Nació en Montgesty (Francia) el 5 de enero de 1802. Se ordenó sacerdote el 23 de septiembre de 1826. Se le encomendó la dirección de Seminario Interno de la Congregación de la Misión, pero él ansiaba ir a las misiones extranjeras. Desembarcó en Macao (China) el 29 de agosto de 1835. Ejerció el ministerio entre los cristianos, pese a los peligros de la persecución. Delatado por uno de sus adeptos, padeció el martirio en Uchanfú (China) el 11 de septiembre de 1840, tras prolongadas torturas. Fue Beatificado el 10 de noviembre de 1889 y canonizado el 2 de junio de 1996.

OFICIO DE LECTURA 
Del común de un Mártir o de un Pastor.

SEGUNDA LECTURA 
De las “Conferencias Espirituales” de San Juan Gabriel Perboyre 
(Cfr.

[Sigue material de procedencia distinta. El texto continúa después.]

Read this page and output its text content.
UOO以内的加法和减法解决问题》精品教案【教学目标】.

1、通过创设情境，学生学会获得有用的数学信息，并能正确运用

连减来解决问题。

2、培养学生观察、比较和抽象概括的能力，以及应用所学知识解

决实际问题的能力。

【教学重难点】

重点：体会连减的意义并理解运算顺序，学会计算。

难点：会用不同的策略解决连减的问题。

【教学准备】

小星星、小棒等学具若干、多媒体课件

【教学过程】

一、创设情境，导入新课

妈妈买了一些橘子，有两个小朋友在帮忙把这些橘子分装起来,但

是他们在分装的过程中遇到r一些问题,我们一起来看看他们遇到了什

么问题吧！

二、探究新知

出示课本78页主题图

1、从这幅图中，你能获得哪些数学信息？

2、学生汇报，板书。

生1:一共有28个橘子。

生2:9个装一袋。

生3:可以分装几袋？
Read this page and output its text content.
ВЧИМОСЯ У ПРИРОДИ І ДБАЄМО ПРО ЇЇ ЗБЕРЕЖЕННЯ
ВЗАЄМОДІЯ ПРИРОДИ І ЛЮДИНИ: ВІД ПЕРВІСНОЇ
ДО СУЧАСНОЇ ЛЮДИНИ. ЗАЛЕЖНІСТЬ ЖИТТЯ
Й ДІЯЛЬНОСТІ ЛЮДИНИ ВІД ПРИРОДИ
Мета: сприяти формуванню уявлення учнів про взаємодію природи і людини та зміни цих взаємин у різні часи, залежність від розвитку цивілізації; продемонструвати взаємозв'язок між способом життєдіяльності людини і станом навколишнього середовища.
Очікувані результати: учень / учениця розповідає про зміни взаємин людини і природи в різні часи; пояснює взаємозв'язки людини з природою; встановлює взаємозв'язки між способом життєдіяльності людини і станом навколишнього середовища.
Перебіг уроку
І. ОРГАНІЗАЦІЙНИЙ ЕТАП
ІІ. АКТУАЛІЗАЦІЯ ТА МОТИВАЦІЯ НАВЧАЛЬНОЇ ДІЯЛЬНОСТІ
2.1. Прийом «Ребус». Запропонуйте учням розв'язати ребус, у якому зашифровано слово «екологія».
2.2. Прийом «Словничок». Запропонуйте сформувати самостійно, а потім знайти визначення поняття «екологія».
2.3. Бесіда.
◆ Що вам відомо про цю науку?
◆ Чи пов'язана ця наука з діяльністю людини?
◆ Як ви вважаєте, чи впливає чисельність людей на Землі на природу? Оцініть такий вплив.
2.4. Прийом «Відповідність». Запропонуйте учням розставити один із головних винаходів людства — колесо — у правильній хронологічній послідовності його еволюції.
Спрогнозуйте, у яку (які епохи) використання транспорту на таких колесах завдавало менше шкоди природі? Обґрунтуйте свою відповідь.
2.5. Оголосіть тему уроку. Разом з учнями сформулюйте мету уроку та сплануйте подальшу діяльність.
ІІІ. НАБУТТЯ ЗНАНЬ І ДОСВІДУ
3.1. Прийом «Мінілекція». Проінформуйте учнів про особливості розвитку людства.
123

Vie du Jean-Gabriel Perboyre. París 1891, pp. 330, 290-291)

Imitar a Cristo

No hay más que una cosa necesaria, Jesucristo. Meditemos sin cesar este tema, que es inagotable. Nuestro Señor nos dijo: “Yo soy el Camino”, pero ¿qué camino? El camino de la humildad, del amor, de la obediencia, de la penitencia, de la mortificación, de la perfección, de la felicidad, de la gloria. Si queremos ser perfectos, si queremos llegar a la felicidad y gloria celeste, es preciso de todo punto que vayamos por este camino. Pero para no perdernos, necesitamos una antorcha que nos ilumine. Pues bien, él nos servirá de antorcha, puesto que él es la verdad y declara que quien le sigue no anda en tinieblas, sino que tendrá luz de vida.

Necesitamos, además, fuerza para sostenernos en este camino y perseverar en él. Jesús será nuestra fuerza. Él quiso convertirse en alimento dándosenos en la Eucaristía, y de ahí que nos diga: “Yo soy el Camino”. En el crucifijo, el Evangelio y la Eucaristía hallamos cuanto podemos desear, no hay otro Camino, otra Verdad ni otra Vida. A él sólo nos debemos, pues, adherir, a él solo estudiar, a él recurrir una y otra vez.

“No hay más que una cosa necesaria”, nos dice Nuestro Señor en el Evangelio; ¿pero cuál es esta sola y necesaria cosa? Imitarle. No podemos alcanzar la salvación más que conformándonos a Jesucristo. Cuando hayamos muerto no se nos preguntará si hemos sido sabios, si hemos desempeñado cargos distinguidos, si hemos producido una buena impresión en el mundo; se nos preguntará si nos hemos preocupado de comprender a Jesucristo e imitarle. Si Dios no halla en nosotros rasgos que nos asemejen al divino modelo por él propuesto, nos rechazará; pero si nos hacemos semejantes a él, nos admitirá a la gloria: Jesucristo es modelo de los predestinados; los santos del cielo son sólo un reflejo de Jesucristo resucitado y glorioso, como fueron en la tierra un reflejo de Jesucristo que sufría, era humillado y obraba.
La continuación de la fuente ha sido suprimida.